There's even a Reddit thread questioning why Americans hate mayo so much. (When I was in Amsterdam recently, I was given mayo with my schnitzel. Frankly it saved an otherwise inedible dish.)
One thing the critics love to say is they don't like OG mayo, but they're OK with sriracha mayo, wasabi mayo, or spicy sauce in sushi rolls. Hate to break it to you, but mayo by any other name is still mayo. Likewise, aioli, bearnaise, McChicken sauce, tartar sauce, chipotle, and probably a bunch of other delicious crap are also ALL MAYO. And what other condiment could be so versatile?
This mental gymnastics required to separate mayo from other sauces that are primarily comprised of mayo lead me to believe that the true beefs with the sauce have nothing to do with its taste.
Pelletier said she's observed that it's mostly men who hate mayo and she has a theory as to why.
"I think it's like a semen-like sauce; it reminds them of semen, and the creamy texture. They see it and they don't wanna eat it," she said.
She might be right but I also think it's just not "cool" to like mayo. You don't get cred for dousing your food with mayo the way you would with hot sauce, which btw is super overrated. People think it makes you fat (it actually doesn't, carbs and sugar do.) Let's face it: mayo is the Nickelback of condiments. As one fan recently told Daily VICE, there are people who admit they like Nickelback and people who are just liars.

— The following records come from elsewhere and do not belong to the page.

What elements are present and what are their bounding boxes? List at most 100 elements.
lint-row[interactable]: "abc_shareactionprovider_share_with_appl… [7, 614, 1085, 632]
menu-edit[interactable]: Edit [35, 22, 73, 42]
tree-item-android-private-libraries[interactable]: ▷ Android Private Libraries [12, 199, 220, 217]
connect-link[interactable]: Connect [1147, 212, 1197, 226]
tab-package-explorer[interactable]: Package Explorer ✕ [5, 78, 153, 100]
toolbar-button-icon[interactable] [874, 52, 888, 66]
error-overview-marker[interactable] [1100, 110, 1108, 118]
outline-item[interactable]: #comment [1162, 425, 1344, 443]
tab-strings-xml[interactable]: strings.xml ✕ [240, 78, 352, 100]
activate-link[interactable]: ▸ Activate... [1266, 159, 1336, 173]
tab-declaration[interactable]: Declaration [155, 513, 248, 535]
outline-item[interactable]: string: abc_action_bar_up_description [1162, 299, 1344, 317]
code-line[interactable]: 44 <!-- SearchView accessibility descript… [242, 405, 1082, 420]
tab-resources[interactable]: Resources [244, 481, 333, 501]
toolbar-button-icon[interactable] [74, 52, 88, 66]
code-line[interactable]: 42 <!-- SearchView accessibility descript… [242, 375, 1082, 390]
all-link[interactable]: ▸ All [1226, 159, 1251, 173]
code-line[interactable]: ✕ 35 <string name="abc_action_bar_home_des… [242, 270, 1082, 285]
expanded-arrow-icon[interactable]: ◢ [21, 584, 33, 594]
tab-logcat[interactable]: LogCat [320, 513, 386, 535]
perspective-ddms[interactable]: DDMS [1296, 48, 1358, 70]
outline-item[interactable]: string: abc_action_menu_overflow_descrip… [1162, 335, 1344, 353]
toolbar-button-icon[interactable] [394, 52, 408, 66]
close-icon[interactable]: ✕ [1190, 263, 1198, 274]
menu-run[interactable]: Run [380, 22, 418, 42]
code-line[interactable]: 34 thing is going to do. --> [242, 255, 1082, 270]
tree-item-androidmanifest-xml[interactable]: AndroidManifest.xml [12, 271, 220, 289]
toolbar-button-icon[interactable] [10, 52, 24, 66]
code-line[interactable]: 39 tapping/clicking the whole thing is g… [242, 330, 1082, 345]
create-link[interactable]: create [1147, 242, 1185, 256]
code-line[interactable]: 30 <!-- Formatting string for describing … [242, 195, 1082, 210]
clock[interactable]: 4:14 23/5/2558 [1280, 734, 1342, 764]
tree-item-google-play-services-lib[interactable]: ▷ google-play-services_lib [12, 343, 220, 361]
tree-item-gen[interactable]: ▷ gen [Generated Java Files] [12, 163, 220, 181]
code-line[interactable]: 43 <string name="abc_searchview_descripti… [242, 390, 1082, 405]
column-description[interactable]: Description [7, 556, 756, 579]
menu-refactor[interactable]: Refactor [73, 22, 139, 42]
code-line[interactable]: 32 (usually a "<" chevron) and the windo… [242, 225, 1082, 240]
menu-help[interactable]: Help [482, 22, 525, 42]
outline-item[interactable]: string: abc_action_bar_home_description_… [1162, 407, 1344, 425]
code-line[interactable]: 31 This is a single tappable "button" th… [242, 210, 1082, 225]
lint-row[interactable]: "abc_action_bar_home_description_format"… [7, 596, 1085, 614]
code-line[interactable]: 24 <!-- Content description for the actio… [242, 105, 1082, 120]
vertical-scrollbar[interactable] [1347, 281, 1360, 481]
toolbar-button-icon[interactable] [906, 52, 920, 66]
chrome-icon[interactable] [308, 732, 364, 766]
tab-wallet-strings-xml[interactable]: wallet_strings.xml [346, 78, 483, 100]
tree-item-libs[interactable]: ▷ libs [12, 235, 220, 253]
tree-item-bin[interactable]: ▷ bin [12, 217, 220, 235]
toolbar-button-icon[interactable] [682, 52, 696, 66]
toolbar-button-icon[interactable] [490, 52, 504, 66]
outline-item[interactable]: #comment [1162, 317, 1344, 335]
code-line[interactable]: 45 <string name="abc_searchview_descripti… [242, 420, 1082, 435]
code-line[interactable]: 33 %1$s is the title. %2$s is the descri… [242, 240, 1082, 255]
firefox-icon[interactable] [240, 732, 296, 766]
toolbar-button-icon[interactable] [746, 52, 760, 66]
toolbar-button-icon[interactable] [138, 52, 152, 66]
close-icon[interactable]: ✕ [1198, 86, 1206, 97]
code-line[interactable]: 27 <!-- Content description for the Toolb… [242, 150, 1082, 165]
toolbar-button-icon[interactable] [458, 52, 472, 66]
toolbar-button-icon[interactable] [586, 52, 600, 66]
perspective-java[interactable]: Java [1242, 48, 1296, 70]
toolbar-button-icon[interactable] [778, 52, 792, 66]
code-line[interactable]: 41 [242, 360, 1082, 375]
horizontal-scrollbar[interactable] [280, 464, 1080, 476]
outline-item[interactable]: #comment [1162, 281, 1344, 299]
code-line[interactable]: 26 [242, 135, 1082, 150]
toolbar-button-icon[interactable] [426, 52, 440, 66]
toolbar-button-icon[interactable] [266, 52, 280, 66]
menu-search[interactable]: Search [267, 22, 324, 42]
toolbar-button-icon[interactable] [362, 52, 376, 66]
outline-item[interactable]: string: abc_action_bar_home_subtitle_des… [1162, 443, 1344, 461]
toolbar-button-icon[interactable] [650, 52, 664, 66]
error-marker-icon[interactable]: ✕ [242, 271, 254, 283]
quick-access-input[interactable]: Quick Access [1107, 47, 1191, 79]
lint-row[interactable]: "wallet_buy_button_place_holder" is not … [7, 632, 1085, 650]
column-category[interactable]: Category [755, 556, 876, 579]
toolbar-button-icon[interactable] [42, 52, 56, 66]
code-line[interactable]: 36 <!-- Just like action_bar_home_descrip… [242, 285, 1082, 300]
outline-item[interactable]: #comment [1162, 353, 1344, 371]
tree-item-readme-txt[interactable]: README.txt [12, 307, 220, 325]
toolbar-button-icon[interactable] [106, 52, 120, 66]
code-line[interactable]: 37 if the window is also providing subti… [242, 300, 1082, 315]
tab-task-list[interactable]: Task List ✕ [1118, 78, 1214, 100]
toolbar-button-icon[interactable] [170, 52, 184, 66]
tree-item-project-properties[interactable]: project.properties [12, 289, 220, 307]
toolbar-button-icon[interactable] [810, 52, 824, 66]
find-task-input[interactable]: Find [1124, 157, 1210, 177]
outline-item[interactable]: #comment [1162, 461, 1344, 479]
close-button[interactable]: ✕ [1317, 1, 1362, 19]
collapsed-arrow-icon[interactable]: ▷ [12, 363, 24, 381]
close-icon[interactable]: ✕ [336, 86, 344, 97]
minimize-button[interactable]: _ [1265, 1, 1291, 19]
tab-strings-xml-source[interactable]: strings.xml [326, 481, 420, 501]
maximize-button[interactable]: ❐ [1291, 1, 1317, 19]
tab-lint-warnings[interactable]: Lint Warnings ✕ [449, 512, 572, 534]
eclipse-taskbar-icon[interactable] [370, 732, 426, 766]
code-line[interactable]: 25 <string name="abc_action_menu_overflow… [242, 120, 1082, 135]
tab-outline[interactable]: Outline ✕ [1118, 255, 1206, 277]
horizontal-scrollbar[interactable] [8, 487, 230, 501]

If you're wondering why I'm writing this, I can't say I blame you. But I think my point is: it's time for mayo lovers to come out of the shadows. If there's anything I learned from doing very cursory research on this topic, it's that there are actually more people who love mayo than not. Put mayo wherever the hell you want—some people even use it for hair masks and facials. And one last thing: fuck Miracle Whip.